Eosinophilic pneumonia is an exceedingly rare, earlier complication related to 5-ASA therapy. However, some patients experience chronic eosinophilic pneumonia, which can occur up to 4 months after the start of therapy. “Treatment, like myocarditis, is stopping the 5-ASA therapy, and in this case, you want to use steroids,” she said, adding that there is an almost universal cure rate.

Renal toxicity is one of the most well-recognized complications of 5-ASA therapy; however, the real association is not clear. There are numerous case reports of renal toxicity, but increasingly larger studies are questioning whether there is a true association between the drug and the renal toxicity, Dr Bewtra explained.

For example, the United Kingdom’s adverse events monitoring system reported an extremely low rate of interstitial nephritis associated with 5-ASA therapy—about 11 cases per 1 million prescriptions. In an analysis of the UK’s General Practice Research Database, researchers looked at nearly 38,00 patients with IBD and found that those who had a prescription for 5-ASA therapy were not more likely to develop renal toxicity than those with IBD who did not have a prescription for 5-ASA therapy. “They further found there was no relationship between the type of 5-ASA therapy or the dose of the 5-ASA therapy,” she said.

A new retrospective study by Vajravelu, et al,2 found that IBD is associated with an increased risk of chronic kidney disease (CKD). Dr Bewtra said that conventional teaching has emphasized the need to monitor the kidney function in any patients with IBD who receive treatment with 5-ASA therapy. “While most cases of nephrol toxicity occur in the first year, it has been reported at any time course of using 5-ASA therapy," she said. “While there are no established monitoring guidelines, it has always seemed reasonable to be checking kidney function at least annually in our patients.”

However, Dr Bewtra noted an interesting finding from the study that common IBD medications—including 5-ASA therapies—were not associated with a decreased glomerular filtration rate compared with patients not using medications, raising the possibility that the IBD itself is causing the renal toxicity. She emphasized that clinicians should be monitoring kidney function in all IBD patients, regardless of whether they are on 5-ASA therapy, and especially in the younger IBD patients.

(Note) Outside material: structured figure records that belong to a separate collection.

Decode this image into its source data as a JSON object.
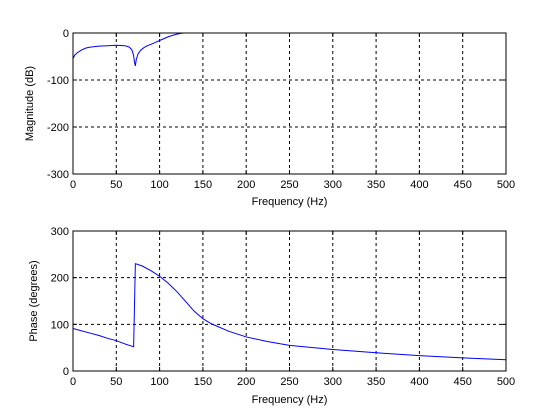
{
  "chart_data": [
    {
      "type": "line",
      "xlabel": "Frequency (Hz)",
      "ylabel": "Magnitude (dB)",
      "xlim": [
        0,
        500
      ],
      "ylim": [
        -300,
        0
      ],
      "xticks": [
        0,
        50,
        100,
        150,
        200,
        250,
        300,
        350,
        400,
        450,
        500
      ],
      "yticks": [
        0,
        -100,
        -200,
        -300
      ],
      "xtick_labels": [
        "0",
        "50",
        "100",
        "150",
        "200",
        "250",
        "300",
        "350",
        "400",
        "450",
        "500"
      ],
      "ytick_labels": [
        "0",
        "-100",
        "-200",
        "-300"
      ],
      "grid": true,
      "color": "#0000ff",
      "series": [
        {
          "x": [
            0,
            2,
            5,
            10,
            15,
            20,
            25,
            30,
            40,
            50,
            60,
            65,
            68,
            70,
            71,
            72,
            73,
            75,
            78,
            82,
            86,
            90,
            95,
            100,
            105,
            110,
            115,
            120,
            125,
            128,
            135,
            150,
            200,
            300,
            400,
            500
          ],
          "y": [
            -55,
            -47,
            -42,
            -36,
            -32,
            -30,
            -29,
            -28,
            -27,
            -26,
            -27,
            -30,
            -36,
            -48,
            -62,
            -70,
            -57,
            -45,
            -37,
            -31,
            -27,
            -24,
            -20,
            -16,
            -12,
            -8,
            -5,
            -2.5,
            -0.5,
            0,
            0,
            0,
            0,
            0,
            0,
            0
          ]
        }
      ]
    },
    {
      "type": "line",
      "xlabel": "Frequency (Hz)",
      "ylabel": "Phase (degrees)",
      "xlim": [
        0,
        500
      ],
      "ylim": [
        0,
        300
      ],
      "xticks": [
        0,
        50,
        100,
        150,
        200,
        250,
        300,
        350,
        400,
        450,
        500
      ],
      "yticks": [
        0,
        100,
        200,
        300
      ],
      "xtick_labels": [
        "0",
        "50",
        "100",
        "150",
        "200",
        "250",
        "300",
        "350",
        "400",
        "450",
        "500"
      ],
      "ytick_labels": [
        "0",
        "100",
        "200",
        "300"
      ],
      "grid": true,
      "color": "#0000ff",
      "series": [
        {
          "x": [
            0,
            10,
            20,
            30,
            40,
            50,
            60,
            70,
            71,
            72,
            80,
            90,
            100,
            110,
            120,
            130,
            140,
            150,
            160,
            180,
            200,
            225,
            250,
            300,
            350,
            400,
            450,
            500
          ],
          "y": [
            91,
            86,
            81,
            76,
            70,
            65,
            58,
            52,
            140,
            230,
            225,
            215,
            203,
            188,
            170,
            149,
            128,
            112,
            101,
            85,
            73,
            63,
            55,
            46,
            39,
            33,
            28,
            24
          ]
        }
      ]
    }
  ]
}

Dr Bewtra concluded that it is important that clinicians do not underestimate the complications related to 5-ASA therapy. “While the absolute risks of these complications are rare, the absolute risk of mesalamine failure is not,” she said. “We as providers need to remember this, monitor patients, look for the treat-to-target guidelines, and not be afraid to escalate to one of the newer therapies.”

—Melinda Stevens

References:

  1. Bewtra M. Don’t forget that 5-ASAs also have side effects: recognizing complications. Presented at: 2019 AIBD Meeting; December 12-14, 2019; Orlando, FL.
  2. Vajravelu RK, Copelovitch L, Osterman MT, et al. Risk for chronic kidney disease in patients with inflammatory bowel diseases increases with age but is not associated with 5-aminosalicylate use. Clin Gastroenterol Hepatol. 2019;S1542-3565(19):31245-5. doi:10.1016/j.cgh.2019.10.043.